Location
- 143 Polk 96 Mena, Arkansas 71953 United States
- 34°38′14″N 94°12′26″W﻿ / ﻿34.63722°N 94.20722°W

Information
- Founded: 1916 (110 years ago)
- School district: Ouachita River School District (since 2004)
- CEEB code: 041650
- NCES School ID: 050007300002
- Principal: Dewayne Taylor
- Teaching staff: 53.30 (FTE)
- Grades: 7-12
- Enrollment: 267 (2023-2024)
- Student to teacher ratio: 5.01
- Colors: Blue and gold
- Mascot: Tiger
- Team name: Acorn Tigers
- Website: www.ouachitariversd.org

= Acorn High School =

Acorn High School is a public high school serving students in grades 7 through 12 and is located in Acorn, an unincorporated area in Polk County, Arkansas, United States, near Mena.

Acorn High School is one of four public high schools located in Polk County and one of two high schools administered by the Ouachita River School District. In 2012, Acorn High School was nationally recognized as a U.S. Department of Education Green Ribbon School (ED-GRS). The school's athletic teams have won ten state championships.

In addition to Acorn, the school serves a small section of the City of Mena.

== History ==
Since 1876, several schools have existed in the area near the modern school, first known as "Goardneck" (or "Gourdneck") due to the shape of the valley in which it sat. In subsequent years, various buildings were erected to serve as the school building for the local community renamed as "Acorn" assumed to be named so due to the abundance of oak trees. The first graduating class of Acorn High School was in 1916 with two students.

The school was initially a part of the Acorn School District. The Ouachita River district was established by the merger of the Oden School District and the Acorn School District on July 1, 2004.

== Academics ==
The assumed course of study that students complete is the Smart Core curriculum developed by the Arkansas Department of Education (ADE), which requires students to complete 22 units prior to graduation. Students complete regular (core and career focus) courses and exams and may select Advanced Placement (AP) coursework and exams that provide an opportunity to receive college credit. The school is accredited by the ADE.

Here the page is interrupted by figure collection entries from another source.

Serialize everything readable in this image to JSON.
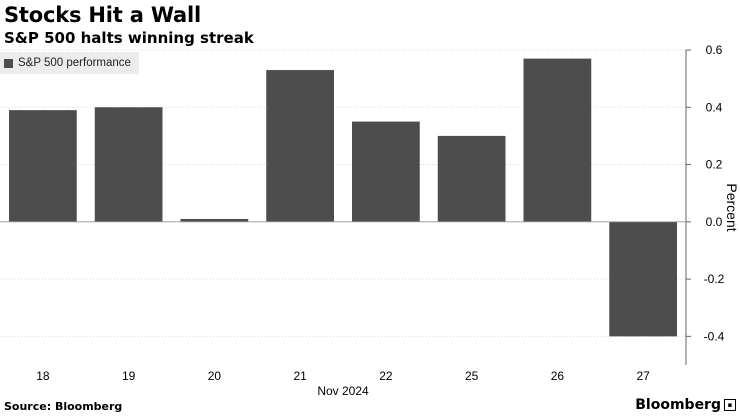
{
  "header": {
    "title": "Stocks Hit a Wall",
    "subtitle": "S&P 500 halts winning streak"
  },
  "footer": {
    "source": "Source: Bloomberg",
    "brand": "Bloomberg"
  },
  "chart_data": {
    "type": "bar",
    "title": "Stocks Hit a Wall",
    "subtitle": "S&P 500 halts winning streak",
    "categories": [
      "18",
      "19",
      "20",
      "21",
      "22",
      "25",
      "26",
      "27"
    ],
    "xlabel": "Nov 2024",
    "ylabel": "Percent",
    "ylim": [
      -0.5,
      0.6
    ],
    "yticks": [
      -0.4,
      -0.2,
      0.0,
      0.2,
      0.4,
      0.6
    ],
    "ytick_labels": [
      "-0.4",
      "-0.2",
      "0.0",
      "0.2",
      "0.4",
      "0.6"
    ],
    "series": [
      {
        "name": "S&P 500 performance",
        "values": [
          0.39,
          0.4,
          0.01,
          0.53,
          0.35,
          0.3,
          0.57,
          -0.4
        ],
        "color": "#4d4d4d"
      }
    ],
    "legend": "top-left",
    "grid": true,
    "y_axis_position": "right"
  }
}
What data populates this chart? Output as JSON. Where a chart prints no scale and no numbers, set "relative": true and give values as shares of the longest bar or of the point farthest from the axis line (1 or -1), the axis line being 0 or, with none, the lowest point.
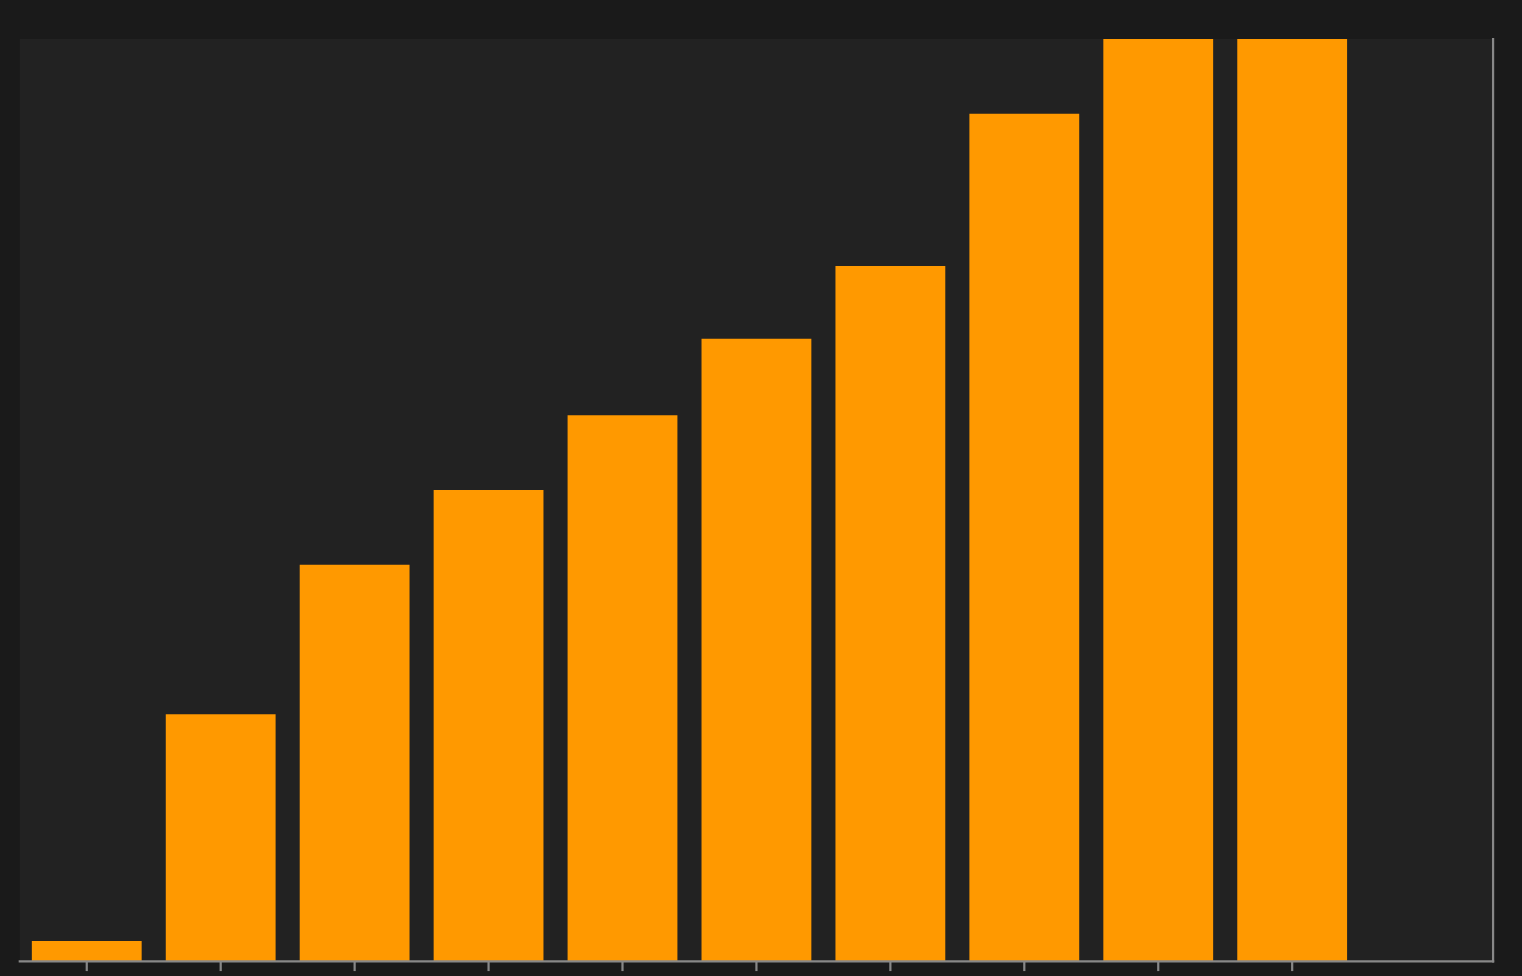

In 2012, Acorn High School was nationally recognized as a selectee in the first-ever U.S. Department of Education Green Ribbon School (ED-GRS) recognition award program. The school campus includes a 15 acre outdoor classroom that includes a vegetable garden and a greenhouse, and students established a protection program for an endangered Ozark Chinquapin tree discovered near the campus. Acorn High School science teacher Kathy Rusert was honored as the 2012 Rural Teacher of the Year Award by the Arkansas Rural Education Association and was one of five educators in the nation named a 2012 National Project Learning Tree Outstanding Teacher.

== Extracurricular activities ==
The Acorn High School mascot is the tiger with blue and gold serving as the school colors.

The Acorn Tigers participate in the 1A Classification, the state’s smallest classification. The Tigers compete in golf (boys/girls), bowling (boys/girls), cross country (boys/girls), basketball (boys/girls), cheer, tennis (boys/girls), baseball, softball, and track and field (boys/girls).

- Cross country: The boys teams have won four state championships (1997, 1998, 2000, 2001). The girls team won consecutive state championships in 2011 and 2012.
- Tennis: The boys tennis team won a state championship in 2007.
- Track and field: The boys track and field team won consecutive state championships in 2007 and 2008. The girls team won consecutive state championships in 2011 and 2012.